From: security curmudgeon (jerichoattrition.org)
Date: Sat Jun 07 2008 - 15:11:17 CDT


---------- Forwarded message ----------
From: David Farber <davefarber.net>
________________________________________
From: Deborah Alexander [dsalexanoptonline.net]
Subject: verizon archive security glitch?

Dave – for IP-ers, if you think of use...

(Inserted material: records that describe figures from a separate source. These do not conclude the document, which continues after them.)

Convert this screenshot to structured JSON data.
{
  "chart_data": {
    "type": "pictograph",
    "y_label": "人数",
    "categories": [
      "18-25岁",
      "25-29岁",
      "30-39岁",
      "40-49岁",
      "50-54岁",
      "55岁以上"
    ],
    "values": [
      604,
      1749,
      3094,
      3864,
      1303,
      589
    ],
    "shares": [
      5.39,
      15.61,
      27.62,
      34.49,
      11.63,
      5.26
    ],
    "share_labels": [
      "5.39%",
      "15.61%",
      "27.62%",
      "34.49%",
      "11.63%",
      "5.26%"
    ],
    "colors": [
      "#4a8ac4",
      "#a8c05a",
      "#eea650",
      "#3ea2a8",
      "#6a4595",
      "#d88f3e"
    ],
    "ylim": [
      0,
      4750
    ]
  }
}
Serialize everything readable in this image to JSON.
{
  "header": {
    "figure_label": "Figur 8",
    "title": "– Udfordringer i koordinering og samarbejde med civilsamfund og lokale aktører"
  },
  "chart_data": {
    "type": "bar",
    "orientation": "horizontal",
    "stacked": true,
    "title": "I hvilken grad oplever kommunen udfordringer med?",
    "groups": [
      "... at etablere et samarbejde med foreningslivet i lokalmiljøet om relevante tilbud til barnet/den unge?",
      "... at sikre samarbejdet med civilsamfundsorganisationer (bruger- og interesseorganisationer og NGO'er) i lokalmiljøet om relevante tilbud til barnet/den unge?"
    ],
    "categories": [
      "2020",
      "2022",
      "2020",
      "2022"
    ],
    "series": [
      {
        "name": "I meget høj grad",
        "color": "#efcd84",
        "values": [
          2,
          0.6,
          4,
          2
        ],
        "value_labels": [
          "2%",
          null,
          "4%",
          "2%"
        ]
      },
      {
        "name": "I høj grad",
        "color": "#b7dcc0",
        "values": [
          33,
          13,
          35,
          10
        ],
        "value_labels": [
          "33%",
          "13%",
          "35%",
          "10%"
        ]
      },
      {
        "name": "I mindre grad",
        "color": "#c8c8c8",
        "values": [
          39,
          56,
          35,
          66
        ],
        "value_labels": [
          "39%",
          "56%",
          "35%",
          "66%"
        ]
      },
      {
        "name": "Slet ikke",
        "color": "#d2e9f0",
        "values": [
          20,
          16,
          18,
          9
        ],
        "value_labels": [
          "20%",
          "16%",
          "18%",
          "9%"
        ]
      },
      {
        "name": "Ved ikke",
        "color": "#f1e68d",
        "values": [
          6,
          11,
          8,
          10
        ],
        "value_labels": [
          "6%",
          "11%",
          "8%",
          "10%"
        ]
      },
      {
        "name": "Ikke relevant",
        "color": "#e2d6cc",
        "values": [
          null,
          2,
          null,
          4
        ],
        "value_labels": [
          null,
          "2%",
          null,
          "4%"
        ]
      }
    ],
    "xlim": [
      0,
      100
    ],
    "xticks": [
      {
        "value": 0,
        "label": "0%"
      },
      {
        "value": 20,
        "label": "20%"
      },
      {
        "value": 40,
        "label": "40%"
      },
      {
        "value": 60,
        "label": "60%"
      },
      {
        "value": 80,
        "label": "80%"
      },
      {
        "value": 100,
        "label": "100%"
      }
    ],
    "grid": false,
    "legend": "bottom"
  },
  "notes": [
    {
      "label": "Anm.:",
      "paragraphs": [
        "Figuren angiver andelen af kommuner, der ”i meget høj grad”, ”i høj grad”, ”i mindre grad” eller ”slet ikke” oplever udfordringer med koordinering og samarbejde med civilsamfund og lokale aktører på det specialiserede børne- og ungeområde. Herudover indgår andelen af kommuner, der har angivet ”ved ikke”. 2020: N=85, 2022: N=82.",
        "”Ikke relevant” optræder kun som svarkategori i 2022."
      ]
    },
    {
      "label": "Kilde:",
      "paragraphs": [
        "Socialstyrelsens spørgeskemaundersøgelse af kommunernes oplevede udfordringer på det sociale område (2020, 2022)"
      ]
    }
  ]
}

Scrolling blogs this a.m., I came across a posting that seems interesting
in light of the presumptive Republican Presidential Candidate’s views
about telecoms, privacy and immunity:

From
http://www.explananda.com/

On Thursday morning, I was trying to access some old cell phone bills
online at www.verizonwireless.com. As I clicked through the months, most
of the time the correct bill came up (as a pdf). But twice for some reason
verizonwireless.com served up someone else’s bill. The first time I just
absentmindedly clicked away and tried again. But the second time it
occurred to me that there was something really squirrelly about the fact
that I was able to access some other random dude’s bill. I could see all
the calls that this guy made in September, 2007, his account number, and
the fact that his bill was past due that month. That’s hardly the biggest
security breach in history, but it’s also a legitimate concern for people
who care about their privacy, and rely on companies to take reasonable
steps to secure personal information.

I spent 30 minutes on the phone with Verizon trying to get someone to
understand that there was clearly some technical glitch on their end, and
that it raised a privacy issue (and a potential legal issue for them).

<snip>

[Verizon] promised me that someone would call me back with an explanation.
No one has called yet.

I also made them promise to call this guy and tell him that someone else
had been able to view information that should have been kept private, but
about 5 minutes after I got off the phone with them I realized that that
was unlikely. So I called the guy up and left a message. He called back a
few hours later. No one from Verizon had called him.

<snip>

[ADDED BY WAY OF FOLLOW UP COMMENT]:

I found it sort of interesting from an organizational perspective.
Obviously Verizon gets a lot of calls from a lot of angry or strange
people every day. So they need pretty robust filters, so that upper level
managers don’t have to talk to every crackpot who calls with some issue
that the operators aren’t in a position to properly assess. The result is
that there was apparently no way at all for them to escalate the issue
efficiently and effectively. According to them - and this may well be true
- they just couldn’t get a hold of a supervisor who would be high up and
smart enough to grasp the legal implications of my point, let alone the
privacy and public relations aspect.